Le Journal de Montreal

Les femmes veulent se défendre

Les cours d’autodéfens­e féminine remportent un franc succès dans la foulée du mouvement #meToo

- CAMILLE GARNIER

Les femmes sont de plus en plus nombreuses à s’inscrire à des cours d’autodéfens­e à Montréal pour apprendre à se protéger contre les agressions, moins d’un an après le mouvement #meToo.

« Depuis le début de l’année, j’ai doublé, voire triplé le nombre de cours que je donne aux femmes. L’augmentati­on est flagrante », dit George Manoli, qui dirige une école d’autodéfens­e et de karaté à Montréal. Il dit avoir formé près de 200 femmes en 2018.

Plusieurs autres écoles ont affirmé au Journal avoir observé ces derniers mois une hausse du nombre d’inscriptio­ns aux cours d’autodéfens­e féminine.

M. Manoli estime que le mouvement #meToo et les discussion­s sur les agressions subies par les femmes qui a suivi ont poussé beaucoup d’entre elles à vouloir mieux se défendre.

MENACÉE

« Je me suis déjà fait menacer dans la rue par un homme qui avait un couteau, raconte Sarah Kamal, une écrivaine de 41 ans qui a récemment assisté au cours de M. Manoli. Je l’ai poussé, et il est parti en courant, mais je me suis toujours demandé ce que j’aurais fait s’il m’avait vraiment attaquée. »

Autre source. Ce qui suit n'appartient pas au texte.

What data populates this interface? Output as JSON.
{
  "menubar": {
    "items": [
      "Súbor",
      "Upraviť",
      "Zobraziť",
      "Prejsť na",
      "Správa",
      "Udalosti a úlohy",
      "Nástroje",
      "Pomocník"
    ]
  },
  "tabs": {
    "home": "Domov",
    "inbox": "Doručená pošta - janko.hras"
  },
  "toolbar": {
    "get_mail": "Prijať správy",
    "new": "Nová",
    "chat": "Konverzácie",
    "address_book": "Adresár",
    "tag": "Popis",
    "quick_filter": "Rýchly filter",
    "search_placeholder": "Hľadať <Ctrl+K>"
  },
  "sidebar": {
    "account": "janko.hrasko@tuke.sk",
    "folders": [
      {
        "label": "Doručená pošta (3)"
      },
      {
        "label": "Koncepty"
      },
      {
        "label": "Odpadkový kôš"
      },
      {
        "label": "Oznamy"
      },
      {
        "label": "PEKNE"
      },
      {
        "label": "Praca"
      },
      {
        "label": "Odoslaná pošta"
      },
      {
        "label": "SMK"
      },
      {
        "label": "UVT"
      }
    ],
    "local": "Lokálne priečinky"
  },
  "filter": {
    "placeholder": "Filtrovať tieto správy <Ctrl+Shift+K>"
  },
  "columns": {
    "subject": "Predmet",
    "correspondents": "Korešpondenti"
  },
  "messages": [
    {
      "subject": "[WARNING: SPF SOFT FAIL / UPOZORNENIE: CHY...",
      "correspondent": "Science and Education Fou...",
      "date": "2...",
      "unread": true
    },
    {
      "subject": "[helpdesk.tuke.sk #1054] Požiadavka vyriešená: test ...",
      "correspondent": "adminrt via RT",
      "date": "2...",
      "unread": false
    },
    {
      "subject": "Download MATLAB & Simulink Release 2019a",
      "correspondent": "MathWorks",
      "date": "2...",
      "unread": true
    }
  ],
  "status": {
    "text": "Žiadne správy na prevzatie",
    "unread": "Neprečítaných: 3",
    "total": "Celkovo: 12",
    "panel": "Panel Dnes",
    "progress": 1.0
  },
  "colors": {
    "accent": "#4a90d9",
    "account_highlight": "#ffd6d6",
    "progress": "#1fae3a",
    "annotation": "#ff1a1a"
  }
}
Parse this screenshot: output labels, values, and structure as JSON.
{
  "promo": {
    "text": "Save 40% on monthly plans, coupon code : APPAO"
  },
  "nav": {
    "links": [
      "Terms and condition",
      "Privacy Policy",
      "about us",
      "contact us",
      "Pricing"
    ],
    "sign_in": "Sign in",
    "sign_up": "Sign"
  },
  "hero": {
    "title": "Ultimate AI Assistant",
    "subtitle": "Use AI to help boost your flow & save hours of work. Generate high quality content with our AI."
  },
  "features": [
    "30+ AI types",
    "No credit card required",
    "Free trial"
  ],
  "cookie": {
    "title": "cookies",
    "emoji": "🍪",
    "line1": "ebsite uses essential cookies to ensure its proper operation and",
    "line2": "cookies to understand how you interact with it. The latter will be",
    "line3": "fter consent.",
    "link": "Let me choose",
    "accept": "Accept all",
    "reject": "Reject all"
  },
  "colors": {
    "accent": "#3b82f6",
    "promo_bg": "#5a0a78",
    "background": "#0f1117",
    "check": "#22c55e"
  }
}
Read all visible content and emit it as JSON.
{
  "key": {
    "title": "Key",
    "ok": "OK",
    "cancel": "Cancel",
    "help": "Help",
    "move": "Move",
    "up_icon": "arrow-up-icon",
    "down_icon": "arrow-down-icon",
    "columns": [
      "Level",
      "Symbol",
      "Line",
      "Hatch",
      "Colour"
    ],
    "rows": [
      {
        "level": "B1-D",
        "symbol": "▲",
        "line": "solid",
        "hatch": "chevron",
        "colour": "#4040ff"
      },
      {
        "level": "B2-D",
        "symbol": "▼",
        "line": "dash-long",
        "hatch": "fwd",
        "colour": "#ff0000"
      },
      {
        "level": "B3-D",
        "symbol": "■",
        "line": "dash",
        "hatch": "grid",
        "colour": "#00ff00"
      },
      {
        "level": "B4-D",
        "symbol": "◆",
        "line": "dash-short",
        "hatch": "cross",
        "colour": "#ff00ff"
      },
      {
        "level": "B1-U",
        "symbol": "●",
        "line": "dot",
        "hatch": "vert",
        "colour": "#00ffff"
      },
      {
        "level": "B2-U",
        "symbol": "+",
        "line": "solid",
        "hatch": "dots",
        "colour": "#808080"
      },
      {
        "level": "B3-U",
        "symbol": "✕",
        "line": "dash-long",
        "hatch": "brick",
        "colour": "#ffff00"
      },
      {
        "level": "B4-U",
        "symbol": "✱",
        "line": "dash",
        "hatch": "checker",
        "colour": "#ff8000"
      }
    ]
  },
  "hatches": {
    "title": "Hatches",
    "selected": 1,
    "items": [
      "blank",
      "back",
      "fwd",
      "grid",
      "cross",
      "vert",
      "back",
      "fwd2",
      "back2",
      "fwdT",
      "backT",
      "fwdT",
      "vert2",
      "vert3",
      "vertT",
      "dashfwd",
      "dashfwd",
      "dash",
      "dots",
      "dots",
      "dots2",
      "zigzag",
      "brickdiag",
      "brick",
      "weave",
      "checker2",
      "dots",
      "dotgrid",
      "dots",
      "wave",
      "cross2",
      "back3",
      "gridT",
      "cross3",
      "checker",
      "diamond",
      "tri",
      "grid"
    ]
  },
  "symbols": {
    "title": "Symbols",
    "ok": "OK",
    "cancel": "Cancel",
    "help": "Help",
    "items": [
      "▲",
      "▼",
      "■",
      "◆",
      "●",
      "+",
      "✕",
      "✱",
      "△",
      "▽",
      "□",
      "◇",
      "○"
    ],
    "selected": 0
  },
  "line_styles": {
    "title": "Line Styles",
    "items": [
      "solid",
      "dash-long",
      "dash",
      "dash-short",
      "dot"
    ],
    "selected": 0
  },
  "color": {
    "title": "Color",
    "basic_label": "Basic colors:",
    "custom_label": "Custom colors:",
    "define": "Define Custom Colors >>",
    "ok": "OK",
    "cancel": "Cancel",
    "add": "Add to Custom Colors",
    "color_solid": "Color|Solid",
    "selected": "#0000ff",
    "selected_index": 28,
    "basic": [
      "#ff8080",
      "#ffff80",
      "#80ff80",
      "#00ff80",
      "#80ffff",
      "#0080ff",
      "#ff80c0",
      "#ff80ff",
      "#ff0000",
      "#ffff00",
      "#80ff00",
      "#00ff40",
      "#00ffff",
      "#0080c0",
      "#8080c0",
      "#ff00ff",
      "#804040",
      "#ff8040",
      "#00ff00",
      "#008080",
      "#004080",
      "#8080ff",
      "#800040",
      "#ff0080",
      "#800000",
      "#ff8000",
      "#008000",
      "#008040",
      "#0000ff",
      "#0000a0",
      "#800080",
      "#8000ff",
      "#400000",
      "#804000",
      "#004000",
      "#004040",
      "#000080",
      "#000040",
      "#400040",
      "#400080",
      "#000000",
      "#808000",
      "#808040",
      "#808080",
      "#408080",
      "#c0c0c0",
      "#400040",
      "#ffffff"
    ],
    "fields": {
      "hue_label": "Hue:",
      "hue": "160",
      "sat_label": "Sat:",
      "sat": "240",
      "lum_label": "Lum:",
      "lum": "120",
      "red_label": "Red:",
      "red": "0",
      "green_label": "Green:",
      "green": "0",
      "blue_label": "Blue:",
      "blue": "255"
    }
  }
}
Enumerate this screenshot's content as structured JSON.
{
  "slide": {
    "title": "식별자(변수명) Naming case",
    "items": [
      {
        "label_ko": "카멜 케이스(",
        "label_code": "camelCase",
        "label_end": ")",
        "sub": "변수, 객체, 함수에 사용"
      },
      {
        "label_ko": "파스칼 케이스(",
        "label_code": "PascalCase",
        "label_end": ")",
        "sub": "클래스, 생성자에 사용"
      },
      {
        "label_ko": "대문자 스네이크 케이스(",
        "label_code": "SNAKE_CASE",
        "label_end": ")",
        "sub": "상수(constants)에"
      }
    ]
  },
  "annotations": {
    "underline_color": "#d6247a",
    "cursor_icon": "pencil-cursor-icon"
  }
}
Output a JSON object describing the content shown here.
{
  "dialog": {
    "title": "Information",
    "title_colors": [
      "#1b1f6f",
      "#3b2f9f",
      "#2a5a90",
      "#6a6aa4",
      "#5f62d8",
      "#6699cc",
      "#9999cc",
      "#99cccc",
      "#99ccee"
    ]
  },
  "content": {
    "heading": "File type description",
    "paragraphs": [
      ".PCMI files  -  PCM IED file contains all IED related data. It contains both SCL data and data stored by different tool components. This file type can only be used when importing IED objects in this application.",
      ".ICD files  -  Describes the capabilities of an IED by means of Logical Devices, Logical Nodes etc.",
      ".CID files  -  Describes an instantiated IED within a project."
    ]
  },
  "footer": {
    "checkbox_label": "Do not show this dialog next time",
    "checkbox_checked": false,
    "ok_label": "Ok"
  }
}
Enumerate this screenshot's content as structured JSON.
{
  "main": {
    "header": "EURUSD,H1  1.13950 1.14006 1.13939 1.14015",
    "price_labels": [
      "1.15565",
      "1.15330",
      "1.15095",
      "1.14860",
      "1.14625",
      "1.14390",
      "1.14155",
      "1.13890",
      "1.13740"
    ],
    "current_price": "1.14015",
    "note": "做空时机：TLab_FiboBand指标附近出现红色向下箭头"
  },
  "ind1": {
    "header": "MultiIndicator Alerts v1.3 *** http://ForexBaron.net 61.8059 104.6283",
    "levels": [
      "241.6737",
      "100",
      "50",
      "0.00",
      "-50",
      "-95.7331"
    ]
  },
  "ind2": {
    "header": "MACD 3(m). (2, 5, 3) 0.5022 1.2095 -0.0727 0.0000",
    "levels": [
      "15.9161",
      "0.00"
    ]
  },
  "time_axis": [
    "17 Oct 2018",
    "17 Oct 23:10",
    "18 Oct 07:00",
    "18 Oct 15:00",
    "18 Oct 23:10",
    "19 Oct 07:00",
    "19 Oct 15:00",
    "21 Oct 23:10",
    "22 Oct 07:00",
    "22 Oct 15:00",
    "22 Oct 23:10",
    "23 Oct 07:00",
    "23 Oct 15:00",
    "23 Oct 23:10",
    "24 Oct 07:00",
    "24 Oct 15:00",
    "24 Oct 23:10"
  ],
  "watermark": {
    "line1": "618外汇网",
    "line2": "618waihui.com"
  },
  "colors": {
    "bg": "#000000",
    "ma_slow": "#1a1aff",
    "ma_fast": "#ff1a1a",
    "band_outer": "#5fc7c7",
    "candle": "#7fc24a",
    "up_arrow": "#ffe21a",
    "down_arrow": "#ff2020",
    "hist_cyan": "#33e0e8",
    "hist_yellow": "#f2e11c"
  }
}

Pour mieux préparer ses élèves à ces situations, George Manoli simule des agressions lors de ses cours, de la façon la plus réaliste possible.

« Je veux qu’elles puissent mettre en pratique ce qu’elles apprennent, dit-il. C’est pour ça que je les amène dehors pour certains cours ou que je leur dis de porter des talons. On fait aussi des simulation­s contre un mur, parce que la plupart des agressions ne se passent pas à une distance de deux mètres, mais au corps à corps. »

FRAPPER FORT

En un cours d’une heure et demie, les femmes peuvent être confrontée­s à six situations. L’équipement matelassé de l’instructeu­r leur permet de libérer leur force sans retenue.

« C’est très important, ça nous permet de frapper fort et de comprendre qu’il n’y a pas que les garçons qui ont le droit de se défendre physiqueme­nt », dit Sarah Kamal.

« La semaine dernière, à la fin du cours, une élève m’a félicitée en me disant que je faisais vraiment peur quand je frappais, raconte Mélanie Tabet, une autre élève de M. Manoli. J’étais étonnée, je ne connaissai­s pas cet aspect de ma personnali­té. Moi, j’ai plutôt été habituée à éviter les conflits. »

Beatriz Muñoz, qui dirige le programme d’autodéfens­e féminine ACTION, au sein du Centre de prévention des agressions de Montréal, apprend aux participan­tes à se réappropri­er leur corps et à se libérer du cliché de la femme fragile.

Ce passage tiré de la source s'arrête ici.